Subject RE: [IBDI] Character sets - for the IBDH database
Author David Schnepper
I'm here Helen!

There's two ways to approach this -- let's assume your "key" to identify a
piece of text is Chapter.

create table book_text (
chapter_id integer not null primary key,
english character(30),
french character(50) character set latin1,
japanese character(50) character set sjis, ... )

Note: Languages added / dropped by changing columns. Application code to
access table may need change
each time a language is added / dropped. Note that column widths must vary
to allow for growth in
text for a translation.

Alternate:

create table book_text (
chapter_id integer not null,
language_id integer not null,
text character (50) character set unicode_fss, /*
Alternate 2b: character set none */
primary key (chapter_id, language_id));

(With appropriate tables to track language_id & chapter_id & FK references)

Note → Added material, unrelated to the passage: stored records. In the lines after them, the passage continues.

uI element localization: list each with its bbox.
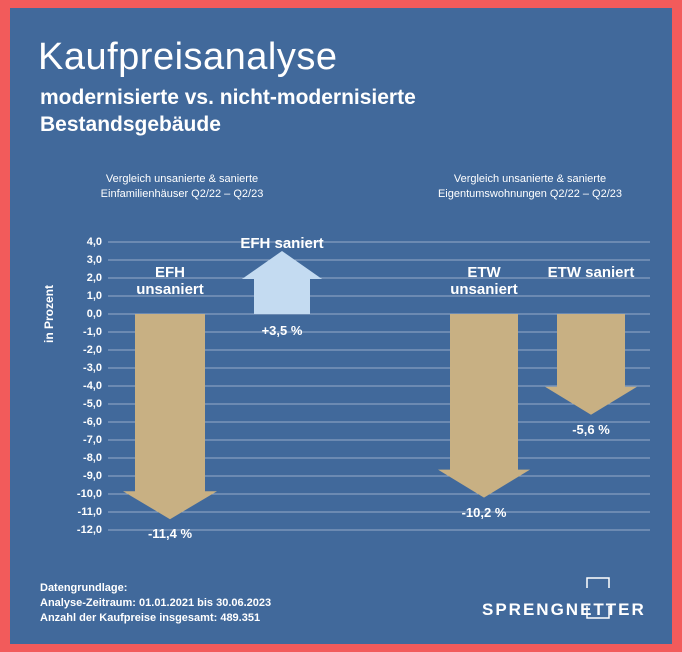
footer: Anzahl der Kaufpreise insgesamt: 489.351	[40, 612, 261, 624]
group-title: Vergleich unsanierte & sanierte Eigentum…	[437, 173, 623, 200]
y-tick-label: -12,0	[77, 524, 102, 536]
y-tick-label: -10,0	[77, 488, 102, 500]
y-tick-label: -5,0	[83, 398, 102, 410]
logo-bracket	[586, 577, 610, 619]
arrow-bar	[123, 314, 217, 520]
y-tick-label: -4,0	[83, 380, 102, 392]
y-tick-label: 0,0	[87, 308, 102, 320]
chart: in Prozent 4,0 3,0 2,0 1,0 0,0 -1,0 -2,0 -3,0 -4…	[42, 236, 650, 619]
infographic: Kaufpreisanalyse modernisierte vs. nicht…	[10, 8, 672, 644]
arrow-bar	[438, 314, 530, 498]
chart-title: Kaufpreisanalyse	[38, 36, 338, 78]
y-tick-label: 2,0	[87, 272, 102, 284]
y-tick-label: 4,0	[87, 236, 102, 248]
category-label: EFH saniert	[240, 235, 324, 252]
y-tick-label: 1,0	[87, 290, 102, 302]
group-title: Vergleich unsanierte & sanierte Einfamil…	[100, 173, 264, 200]
y-tick-label: -9,0	[83, 470, 102, 482]
footer: Datengrundlage:	[40, 582, 128, 594]
y-tick-label: -11,0	[78, 506, 102, 518]
y-tick-label: -2,0	[83, 344, 102, 356]
value-label: -11,4 %	[147, 526, 193, 542]
chart-subtitle: modernisierte vs. nicht-modernisierte Be…	[40, 86, 416, 136]
y-tick-label: -8,0	[83, 452, 102, 464]
logo: SPRENGNETTER	[482, 600, 646, 619]
y-tick-label: -7,0	[83, 434, 102, 446]
arrow-bar	[545, 314, 637, 415]
y-tick-label: -3,0	[83, 362, 102, 374]
category-label: ETW unsaniert	[450, 264, 518, 298]
category-label: EFH unsaniert	[136, 264, 204, 298]
y-axis-label: in Prozent	[42, 285, 56, 343]
category-label: ETW saniert	[547, 264, 635, 281]
arrow-bar	[242, 251, 322, 314]
y-tick-label: -6,0	[83, 416, 102, 428]
y-tick-label: -1,0	[83, 326, 102, 338]
value-label: +3,5 %	[261, 323, 303, 338]
value-label: -10,2 %	[461, 504, 507, 520]
value-label: -5,6 %	[572, 421, 610, 437]
footer: Analyse-Zeitraum: 01.01.2021 bis 30.06.2…	[40, 597, 272, 609]
y-tick-label: 3,0	[87, 254, 102, 266]
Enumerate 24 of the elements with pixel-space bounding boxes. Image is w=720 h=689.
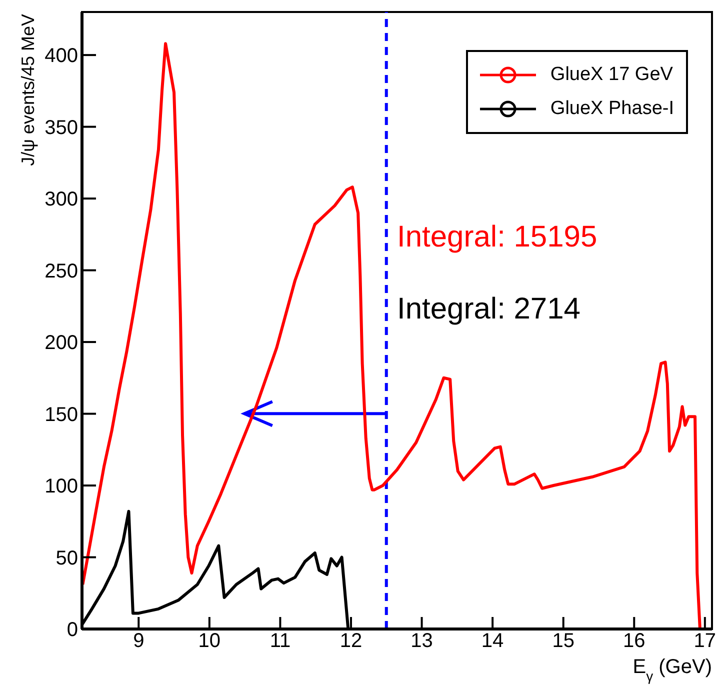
x-tick-label: 17 xyxy=(694,630,716,652)
y-tick-label: 0 xyxy=(66,619,78,642)
annotation: Integral: 2714 xyxy=(397,292,580,326)
x-tick-label: 12 xyxy=(340,630,362,652)
y-tick-label: 100 xyxy=(44,476,78,498)
legend-label: GlueX Phase-I xyxy=(550,98,674,120)
x-tick-label: 9 xyxy=(133,630,144,652)
x-axis-title: E$_{γ}$ (GeV) xyxy=(632,656,712,684)
y-tick-label: 300 xyxy=(44,188,78,211)
y-tick-label: 150 xyxy=(44,404,78,426)
x-tick-label: 11 xyxy=(270,630,291,652)
y-tick-label: 350 xyxy=(44,116,78,139)
annotation: Integral: 15195 xyxy=(397,220,598,254)
x-tick-label: 15 xyxy=(552,630,574,652)
y-tick-label: 50 xyxy=(56,547,78,570)
x-tick-label: 16 xyxy=(623,630,646,652)
y-tick-label: 400 xyxy=(44,45,78,68)
y-axis-title: J/ψ events/45 MeV xyxy=(18,14,38,166)
y-tick-label: 200 xyxy=(44,332,78,354)
x-tick-label: 10 xyxy=(198,630,221,652)
x-tick-label: 13 xyxy=(410,630,433,652)
x-tick-label: 14 xyxy=(481,630,504,652)
y-tick-label: 250 xyxy=(44,260,78,282)
legend-label: GlueX 17 GeV xyxy=(550,64,673,86)
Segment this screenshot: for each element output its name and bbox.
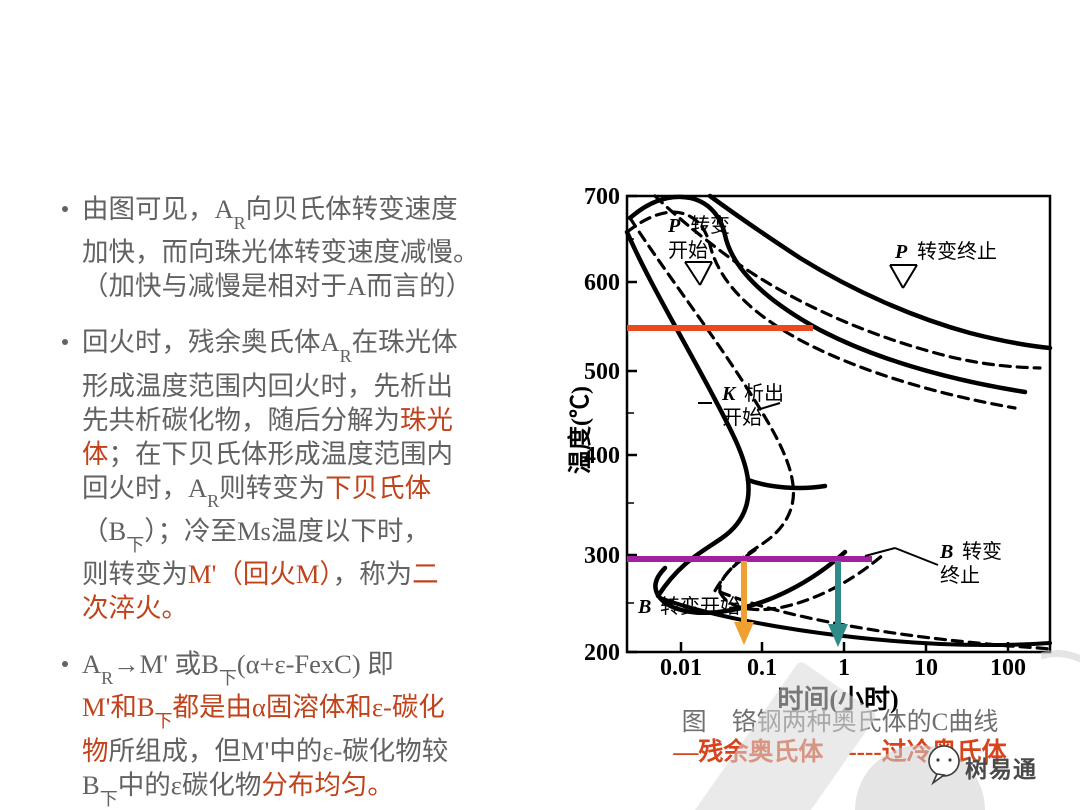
svg-text:终止: 终止 bbox=[940, 564, 980, 587]
svg-text:开始: 开始 bbox=[668, 239, 708, 262]
svg-text:K: K bbox=[721, 383, 737, 405]
svg-text:析出: 析出 bbox=[744, 382, 784, 405]
svg-text:600: 600 bbox=[584, 270, 620, 296]
svg-text:200: 200 bbox=[584, 640, 620, 666]
svg-text:P: P bbox=[667, 215, 681, 237]
svg-text:转变终止: 转变终止 bbox=[917, 240, 997, 263]
svg-text:转变: 转变 bbox=[690, 214, 730, 237]
svg-text:开始: 开始 bbox=[722, 406, 762, 429]
svg-text:B: B bbox=[939, 541, 953, 563]
svg-text:300: 300 bbox=[584, 543, 620, 569]
svg-text:转变开始: 转变开始 bbox=[660, 595, 740, 618]
svg-text:P: P bbox=[894, 241, 908, 263]
svg-text:10: 10 bbox=[914, 655, 938, 681]
svg-text:500: 500 bbox=[584, 359, 620, 385]
svg-text:温度(℃): 温度(℃) bbox=[566, 386, 594, 474]
svg-text:0.01: 0.01 bbox=[660, 655, 702, 681]
svg-text:700: 700 bbox=[584, 184, 620, 210]
svg-text:1: 1 bbox=[838, 655, 850, 681]
svg-text:B: B bbox=[637, 596, 651, 618]
svg-text:100: 100 bbox=[990, 655, 1026, 681]
svg-text:转变: 转变 bbox=[962, 540, 1002, 563]
svg-text:0.1: 0.1 bbox=[747, 655, 777, 681]
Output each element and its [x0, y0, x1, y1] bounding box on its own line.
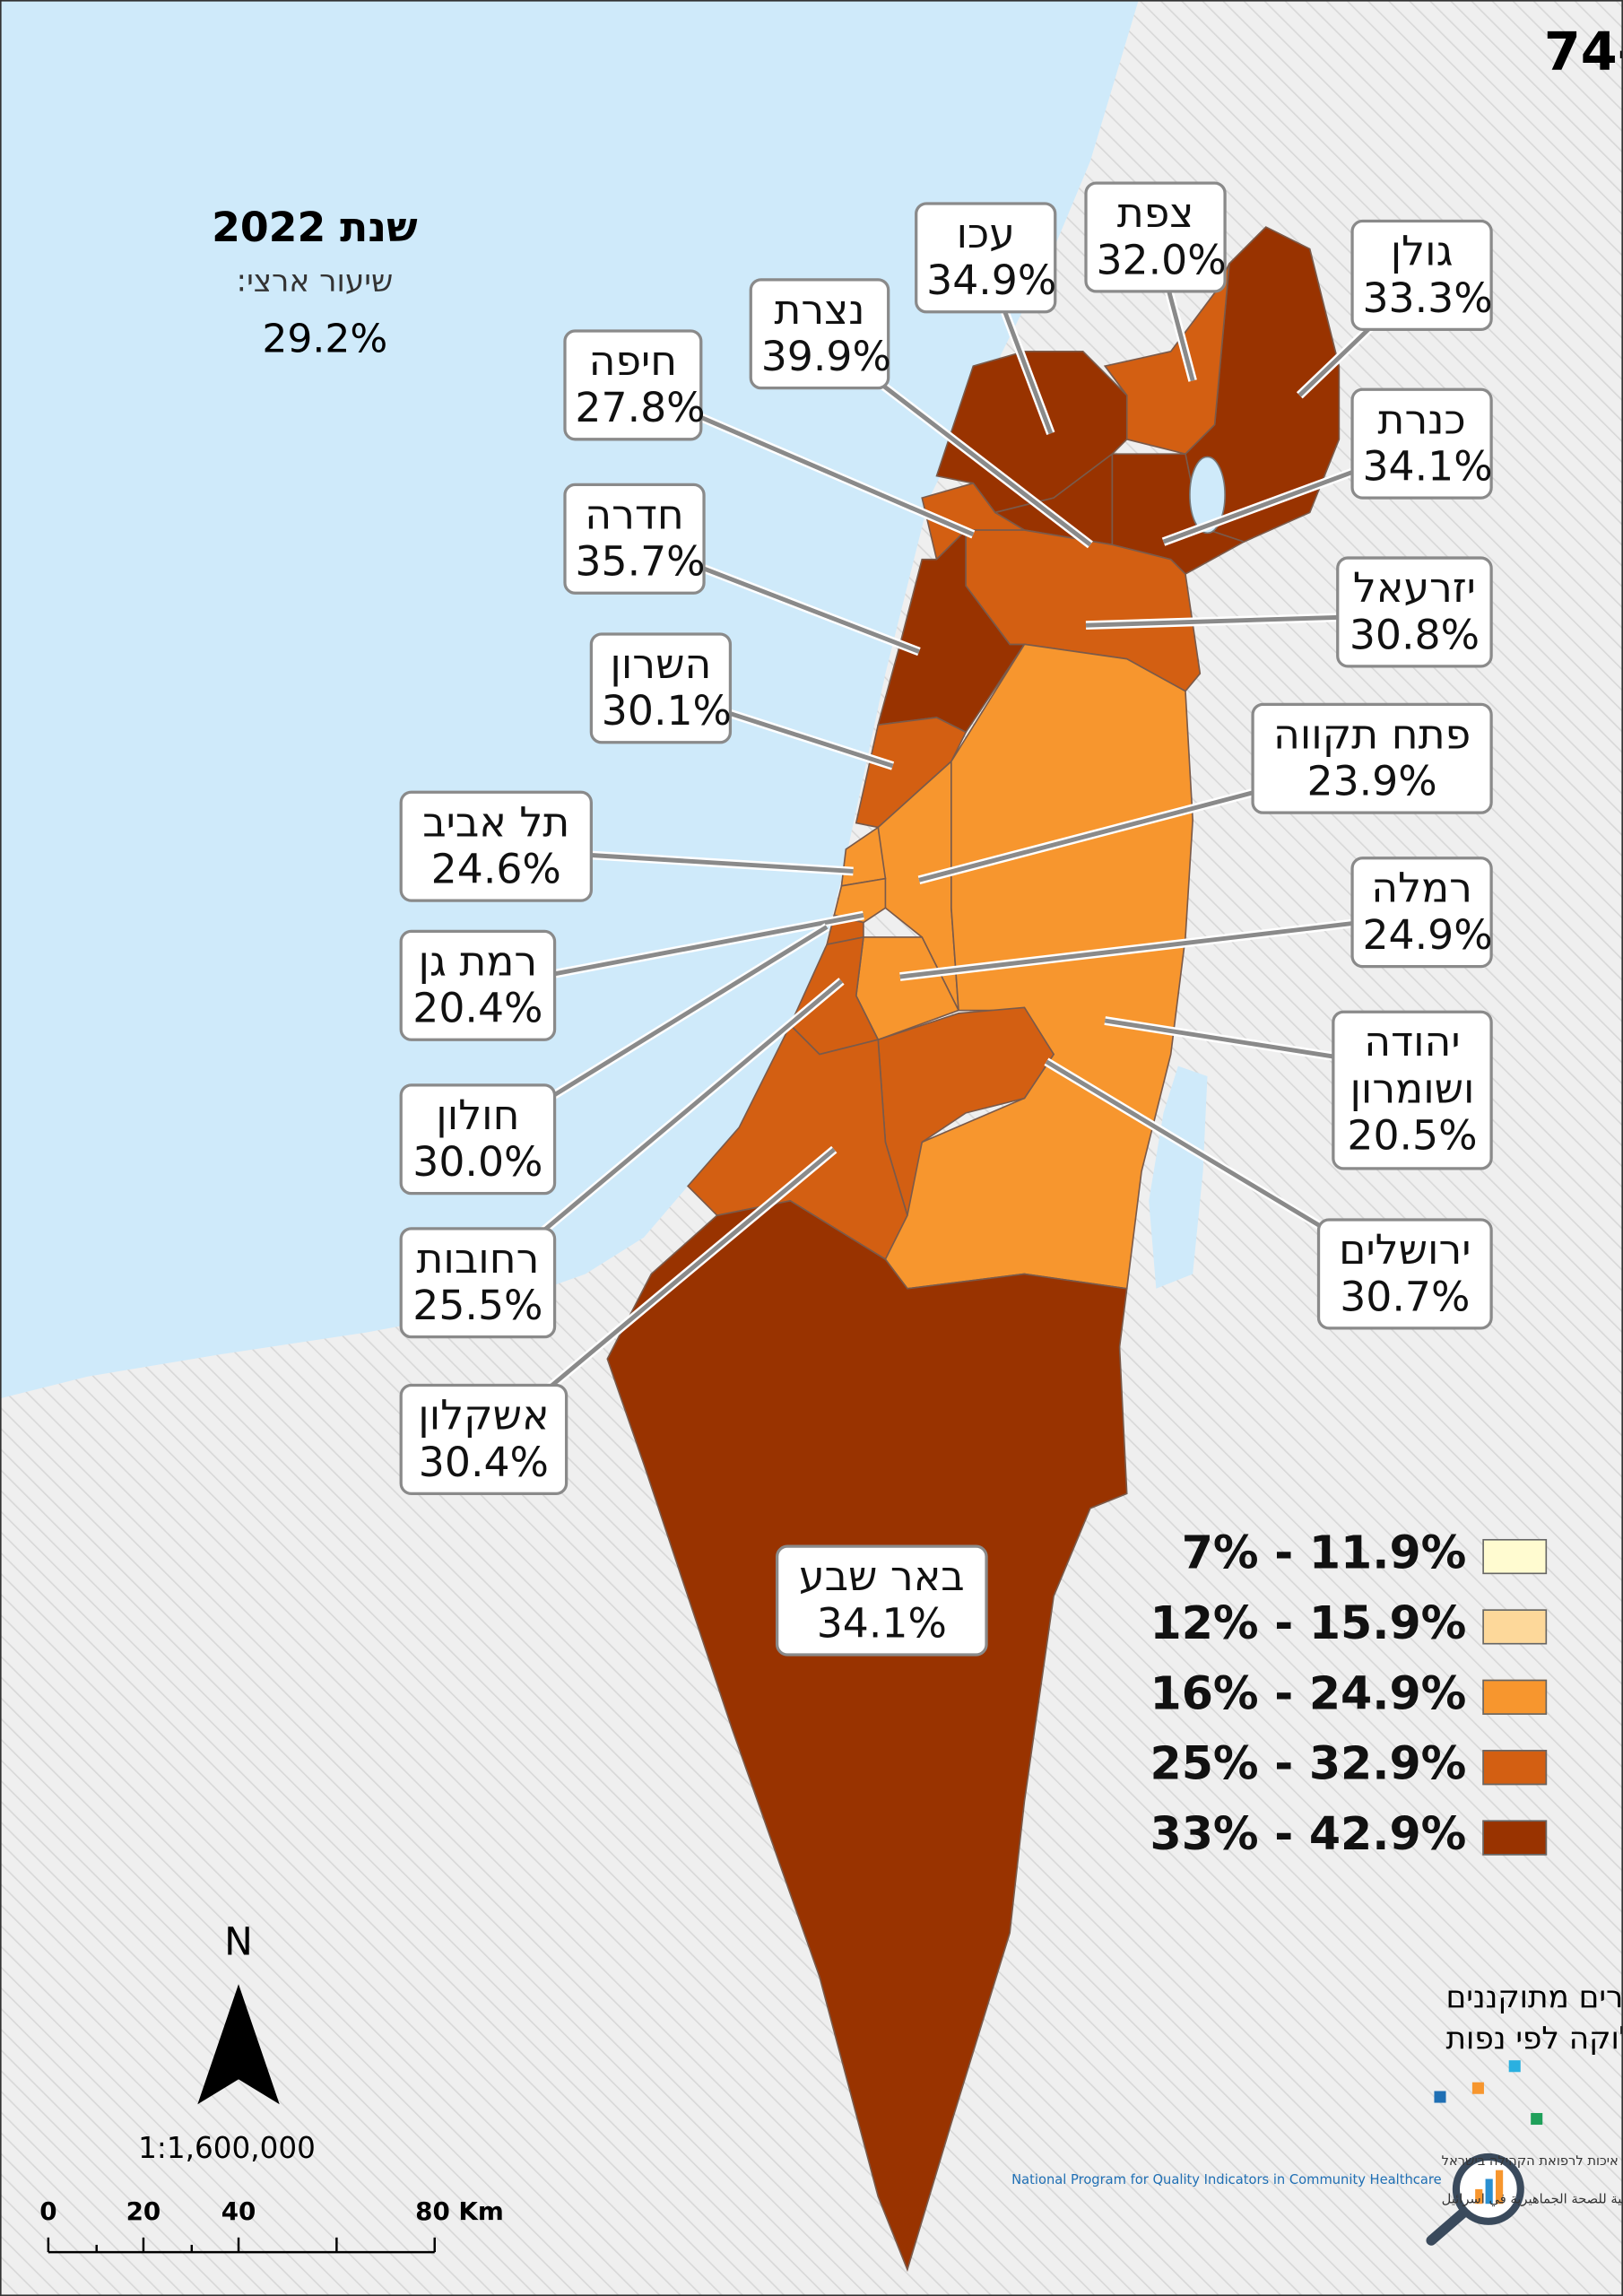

InterBase will automatically transliterate from your application character
set to the storage character set.
OR
If you use character set none, InterBase simply stores & fetches what you
give it - it does not try to change
byte values between different applications. eg: you have to manage text
transliteration.

I like the 2nd approach better. That's how the translation database for
InterBase messages & error text is
set up. (Didn't know there was a database of InterBase translations??? Yet
another project that was setup
in engineering and never was funded for hiring translators. When I left we
had about 75% of a Japanese
translation & 50% each of French & German in the database - Many messages
from the 3.x & 4.x timeframe, and
no new 5.x or 6.x messages having any translations.).

Dave

-----Original Message-----
From: Helen Borrie [mailto:helebor@...]
Sent: Wednesday, March 29, 2000 4:00 AM
To: ibdi@onelist.com
Subject: [IBDI] Character sets - for the IBDH database


From: Helen Borrie <helebor@...>

Help All!

I'm storing all of the stuff for the IBDH in an SQL Server database....

JUST KIDDING!

...in an IB database. All was sweet until it hit me like a rock that I
need to store text of different character sets in the one database, nay,
within the same tables. The database is structured on the OpenDoc XML tree
- at the top level is the SET (name BookSET) beneath which is BOOK - one
row for each language.

We go down levels, storing DIVISION, PART, CHAPTER and several different
kinds of components, with several language-specific text columns along the
way.

Is there a magic wand solution for this, other than storing the
language-specific content in lookup tables in separate databases? I hope
so...

(Boy, this is a challenge!)

Dave Schnepper, are you out there?

Helen
http://www.interbase2000.org
___________________________________________________
"Ask not what your free, open-source database can do for you,
but what you can do for your free, open-source database."